Going there made me feel a bit like those hillbillies-go-to-the-big-city TV shows of the 1960s! It’s a place that defines worldly success.
There we were — Peter and I — staying at the University of Maryland, where 36,000 kids attend school, riding the high-speed Metro, seeing the monuments. Peter, age 13, was in the nation’s capital to compete in National History Day.
There were spiritual lessons for us on this trip (there are always lessons, aren’t there?) A big one was to recognize where success comes from. The second was a lesson just for me.
Before going to D.C., Peter won third place in a regional competition and then first place in the state competition for his performance about James Naismith, who invented the game of basketball. The story he told is about Naismith’s strong faith background that infused his ideas about sports.
The process of putting together this performance took a full year out of Peter’s short life. The urge to quit crept in often. The work was tedious at times. And he wondered how the judges might react to his “sermon” scene. Would that turn them off?
Prayer became the scaffolding around the building of this project. Without that support structure, the project would probably never have been completed. God was the builder. Peter was the vessel.
At the national competition we prayed often. Peter shined. He made it into the finals and placed 13th in the nation. He also received an Outstanding State award. It was exhilarating for him to achieve a measure of success in a competition he didn’t even know about last summer.
Then came the hard part for me. His dad showed up at the last minute. After taking me to court every year for eight years, while ignoring all of the children’s projects and accomplishments, the kids’ dad decided to come for the big event.
As he walked along beside me at one point he said, “Peter gets his creativity from you. But, his poise under pressure — that must come from my family.”
I surprised myself by answering calmly, “His poise comes from the Holy Spirit.”
I’m glad I said that rather than something mean-spirited. I didn’t realize the truth of it until the words came out of my mouth. It’s the presence of the Spirit that gives strength and courage. It’s the Spirit that allowed me to stay calm even though I was in emotional turmoil on the inside.
Peter grew in stature in his dad’s eyes because he was in D.C. And that’s good. It will make it easier for Peter.

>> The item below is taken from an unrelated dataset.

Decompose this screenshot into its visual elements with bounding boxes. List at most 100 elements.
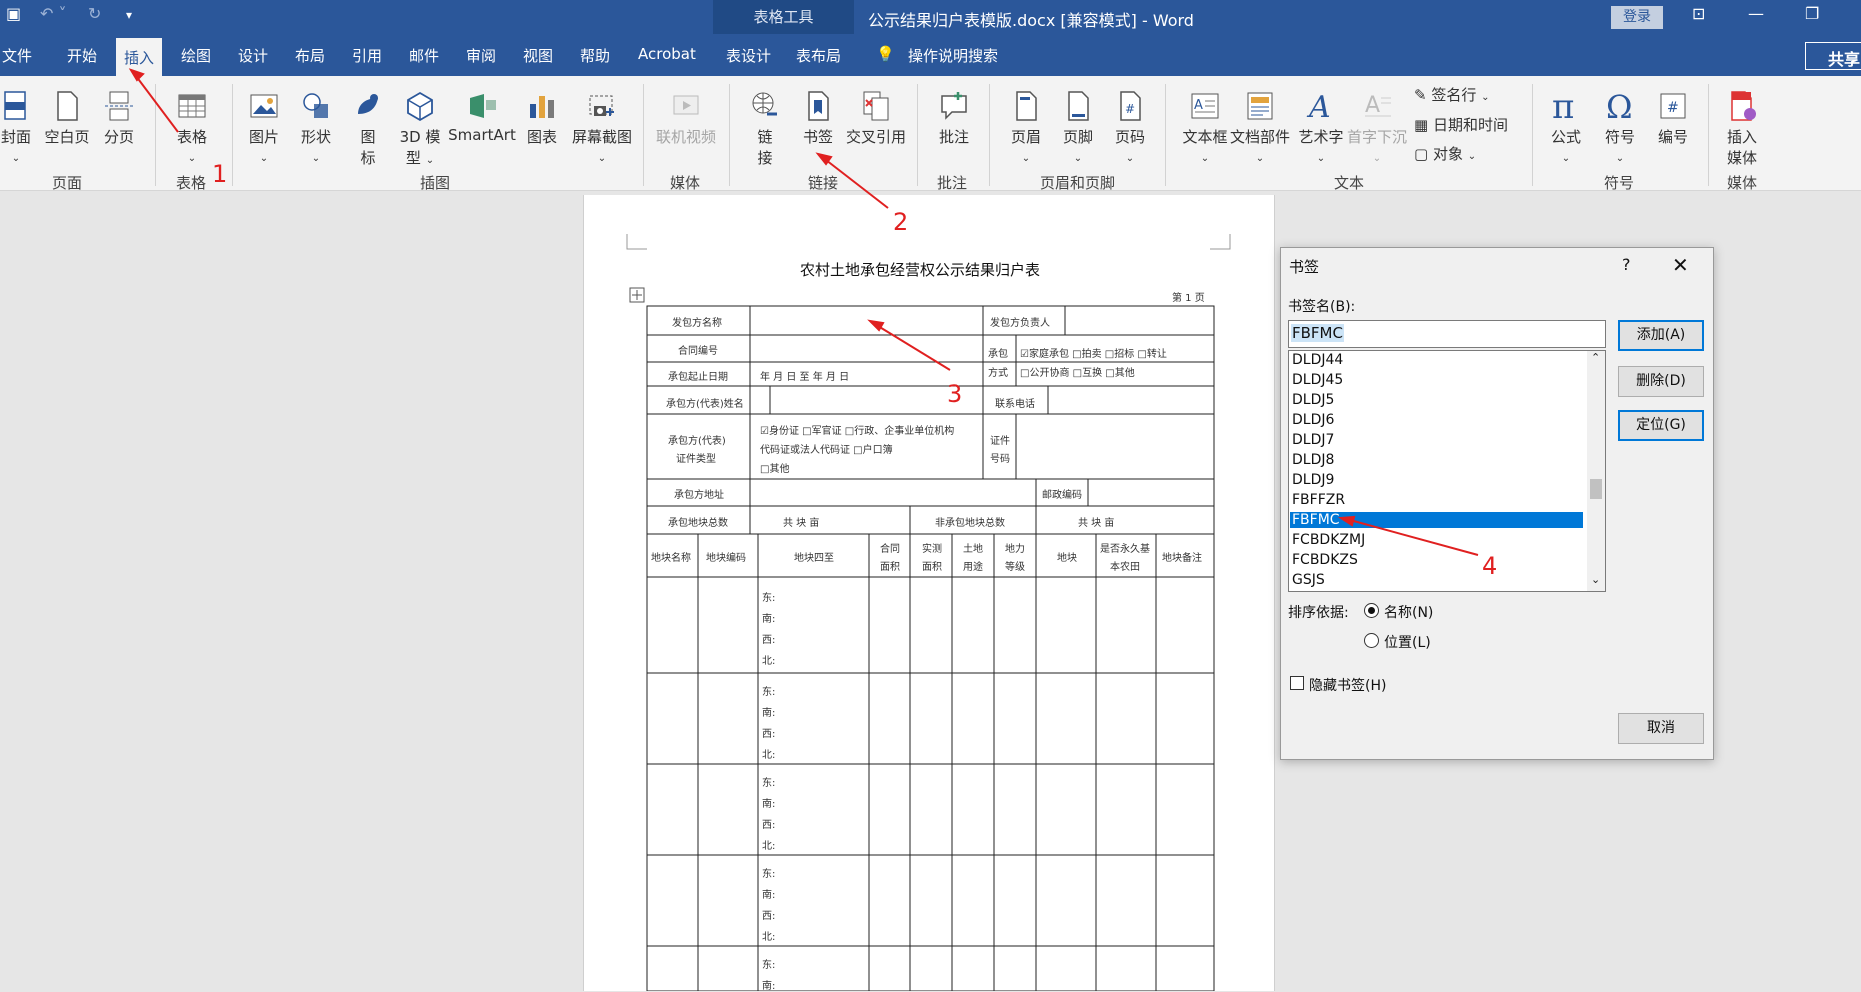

But we need to remember that the success we really should strive for isn’t worldly. The goal is to keep that scaffolding in place and clear a space inside our souls. Then the building that goes up is God’s design. Not our own. Whether the building is a masterpiece according to worldly definitions or not, is not the point.
I’m glad I’m not in D.C. often. The small town life makes praying come more spontaneously. But the building of Peter’s life is underway. How the construction goes is in God’s hands.